Maurice Bellet, qui expliquait que ses zones de travail et de recherche se situaient au croisement de la philosophie, de la théologie et de la psychanalyse, est mort le 5 avril.
L’éclat médiatique du décès de Jacques Higelin, le lendemain, a occulté celle de Maurice Bellet, un personnage plus discret mais aussi « disruptif », comme on le dirait aujourd’hui. Auteur d’une soixantaine d’ouvrages, il était né en 1923. Ordonné prêtre en 1949, il était docteur en théologie et, sous la direction de Paul Ricoeur, en philosophie.
Il se proclama jusqu’au bout chrétien, mais aux antipodes d’un christianisme crispé sur ses dogmes et donneur de leçons. Ce qui primait pour lui, c’était la dynamique du questionnement. Il s’en expliquait en 2004 à Patrick Lagadec dans une interview.
Il distinguait trois âges de l’humanité. Avant les temps modernes, la crise majeure, celle qui menaçait le système social, était perçue comme une effroyable menace : on y répondait en extirpant le mal et en brûlant les hérétiques.
À l’époque moderne, on en vint à considérer la crise majeure comme une chance, comme l’opportunité de passer à un monde meilleur. On parla de révolution, révolution politique et aussi révolution scientifique et technique.
La crise s’est installée
Nous voici dans une époque que l’on peut caractériser de post-moderne. Il n’y a plus l’espoir d’une « lutte finale » : la crise s’est installée, elle est devenue permanente. L’instabilité profonde, le délogement des repères sont devenus notre situation. Mais, demande Bellet, « comment est-ce qu’on peut vivre, humainement vivre, dans une situation de ce type ? »
Il faut, dit Bellet « avoir le courage du questionnement.
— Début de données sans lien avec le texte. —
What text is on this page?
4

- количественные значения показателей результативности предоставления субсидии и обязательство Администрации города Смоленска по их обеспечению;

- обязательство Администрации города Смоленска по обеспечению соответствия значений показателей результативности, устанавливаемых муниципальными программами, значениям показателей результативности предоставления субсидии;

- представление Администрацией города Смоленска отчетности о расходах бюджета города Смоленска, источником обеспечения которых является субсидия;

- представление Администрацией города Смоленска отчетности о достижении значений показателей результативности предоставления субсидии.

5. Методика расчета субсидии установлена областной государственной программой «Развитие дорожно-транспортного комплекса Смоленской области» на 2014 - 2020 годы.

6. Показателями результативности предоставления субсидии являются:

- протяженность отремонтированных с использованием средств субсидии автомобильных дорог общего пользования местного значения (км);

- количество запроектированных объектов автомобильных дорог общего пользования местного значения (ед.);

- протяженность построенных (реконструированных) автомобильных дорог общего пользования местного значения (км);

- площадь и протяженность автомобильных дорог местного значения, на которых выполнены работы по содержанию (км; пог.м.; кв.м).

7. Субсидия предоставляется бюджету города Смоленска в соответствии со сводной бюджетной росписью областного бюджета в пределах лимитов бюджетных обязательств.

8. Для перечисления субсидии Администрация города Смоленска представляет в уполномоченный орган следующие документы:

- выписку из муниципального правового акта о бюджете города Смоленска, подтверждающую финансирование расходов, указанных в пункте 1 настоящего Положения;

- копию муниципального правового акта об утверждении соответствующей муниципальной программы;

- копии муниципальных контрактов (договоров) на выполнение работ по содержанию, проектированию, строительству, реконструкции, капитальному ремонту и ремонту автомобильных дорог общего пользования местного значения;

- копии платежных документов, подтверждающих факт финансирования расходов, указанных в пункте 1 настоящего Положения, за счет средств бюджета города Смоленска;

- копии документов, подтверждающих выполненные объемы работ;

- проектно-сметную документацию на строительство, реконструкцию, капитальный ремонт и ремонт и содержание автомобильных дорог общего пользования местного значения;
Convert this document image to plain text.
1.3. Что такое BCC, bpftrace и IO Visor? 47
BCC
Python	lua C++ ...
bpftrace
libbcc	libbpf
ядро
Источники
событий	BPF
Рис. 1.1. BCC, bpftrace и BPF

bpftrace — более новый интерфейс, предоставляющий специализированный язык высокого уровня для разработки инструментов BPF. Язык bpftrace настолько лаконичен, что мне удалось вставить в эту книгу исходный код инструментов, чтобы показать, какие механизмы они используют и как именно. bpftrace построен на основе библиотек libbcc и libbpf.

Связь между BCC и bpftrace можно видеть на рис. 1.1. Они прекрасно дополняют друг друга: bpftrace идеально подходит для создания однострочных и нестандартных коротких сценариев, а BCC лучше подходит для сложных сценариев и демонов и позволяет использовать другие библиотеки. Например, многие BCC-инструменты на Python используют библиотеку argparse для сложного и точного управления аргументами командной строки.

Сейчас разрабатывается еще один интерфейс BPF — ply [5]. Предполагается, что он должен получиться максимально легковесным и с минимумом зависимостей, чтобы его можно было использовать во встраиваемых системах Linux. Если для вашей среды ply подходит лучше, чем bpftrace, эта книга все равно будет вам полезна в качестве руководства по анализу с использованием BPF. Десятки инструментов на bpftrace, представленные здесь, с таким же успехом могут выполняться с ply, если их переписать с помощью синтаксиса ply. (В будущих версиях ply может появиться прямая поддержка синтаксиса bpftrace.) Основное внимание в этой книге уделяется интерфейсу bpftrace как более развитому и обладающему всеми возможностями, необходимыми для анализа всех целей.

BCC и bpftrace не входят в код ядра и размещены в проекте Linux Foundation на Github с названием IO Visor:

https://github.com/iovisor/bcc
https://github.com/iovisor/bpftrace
Le troisième âge critique, c’est peut-être cela : nous serons toujours dans les questions, et la grande affaire ce ne sera pas d’avoir les solutions, ce sera le courage de porter les questions de telle manière que ce courage de porter les questions engendre quelque chose qui ne soit pas stérile ».
Il appelle à se méfier des boîtes à outils, des solutions toutes faites. Elles relèvent de l’empirisme, pas de la science. Car la science consiste à se plier à ce qu’on observe, même si c’est à l’opposé des schémas préétablis. « Je me réclame ici de la science en acte, qui est précisément de se risquer aux questions pas possibles ».
Un travail de formation
Maurice Bellet en appelle à un rigoureux travail de formation qui permette aux humains de vivre sereinement dans le chaos en acceptant de creuser le questionnement sans chercher immédiatement des réponses. Il y a une manière d’éviter les questions qui consiste à détourner le regard, à différer l’action : en 1929, Lyautey soulignait l’urgence de faire des réformes en Algérie ; en 1954, elles n’étaient toujours pas faites. Une autre manière est de se crisper sur des certitudes idéologiques ou religieuses : elles génèrent les guerres et le terrorisme.
Cette formation doit, dit Bellet, « avoir le courage d’assumer ce qui fait l’entièreté de la vie humaine, et la condition humaine, y compris dans ses aspects les plus redoutables – la maladie, la mort, la dépression quand elle nous tombe dessus… Comment est-ce que l’on peut assumer cette condition humaine sans se voiler, sans s’endormir, sans s’anesthésier ? Et en même temps, en acceptant que la façon dont nous nous construisons une vie possible dans un monde habitable c’est quelque chose qui peut, et même qui doit, être constamment réinterrogé quant au fond et restructuré. »
C’est une rude et passionnante tâche que nous lègue Maurice Bellet.